Winter weather across the U.S. cooperated as well, with some minor exceptions. Our own Supply Chain Matters smaller-scale experiments in last-minute online ordering all turned out in on-time delivery. Amazon released a post-holiday summary of its holiday season activity which indicated that nearly 60 percent of its customers shopped using a mobile device and that trend accelerated later into the shopping season. That is a significant development.
Further, 10 million additional members joined Amazon Prime (free shipping) for the first time. That is yet another indicator of the power of free shipping in hitting the online Place Order button. Among other important supply chain and online fulfillment highlights:
- Amazon shipped to 185 countries and this holiday, Amazon customers ordered more than 10 times as many items with same-day delivery than in 2013. The last Prime one-day shipping order was placed on December 23 at 2:55pm EST and shipped to Philadelphia PA. The last Prime Now (same day) order was placed on December 24 at 10:24pm and delivered at 11:06pm. We won’t attempt to comment on the listed contents of that order.
- Sunday delivery expanded this year. As noted in our previous commentary, the U.S. Postal Service was the prime recipient.
The Amazon release further includes an extensive listing of holiday best-selling items which is in itself rather interesting.

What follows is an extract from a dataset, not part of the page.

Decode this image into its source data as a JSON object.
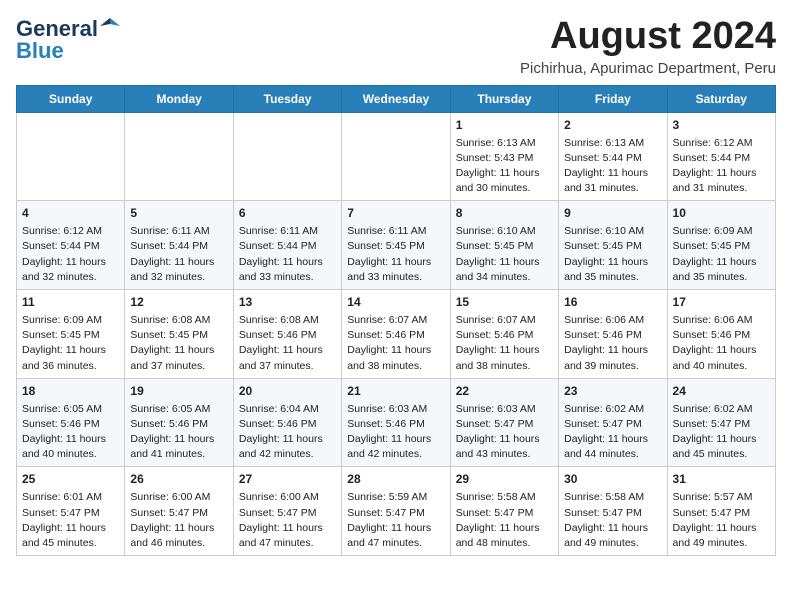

To no surprise, Disney’s Frozen Sparkle Elsa Doll topped the toys category while Disney Kids’ Frozen Anna and Elsa Digital Watches topped that category. What we do for our children and grandchildren! Chromebooks topped the computer category.
While we have not heard from Wal-Mart.com as yet, we anticipate that they had a very good holiday season as well.
For combination brick and mortar and online retailers, 2014 featured more cross-channel fulfillment experimentation including more direct ship from nearest retail store. We anticipate that challenges in distributed order management, inventory pooling and supply chain segmentation may come forth from 2014. Some readers may have noticed some not so flattering packaging, a sure sign of immaturity in pick and pack operations. It will be interesting to note the results of those efforts in the weeks to come when retailers report on their financial and operational results for the quarter. The open question is whether these efforts add or take-away from profitability.
The learning of the 2014 holiday surge is finally not complete without the ongoing byline of the west coast port disruption and ongoing contract labor talks. A previous Supply Chain Matters commentary highlighted the impacts among inbound and outbound container activity as well as how carriers like FedEx and UPS rallied to assist in added air capacity and multi-modal re-routing efforts. Even at this point at we close out calendar 2014, the two parties cannot agree as to how much progress is being made in resolving both contract and port productivity issues. The NRF’s latest news release continues to add scathing comments regarding the ongoing situation. We repeat our view that at this point, industry supply chains care less about the full resolution of labor contract renewal talks and more about the implications and learning associated with this series of events. There will be less tolerance for this magnitude of disruption and one of our 2015 Predictions is to anticipate alternative inbound and outbound container port inter-modal routings in 2015. The difference in financial bottom-lines may well be those supply chain teams that anticipated this disruption ahead of time to be able to initiate alternative planning.
More will go regarding the 2014 peak holiday season and like every other year, the learning will help in planning for the coming years.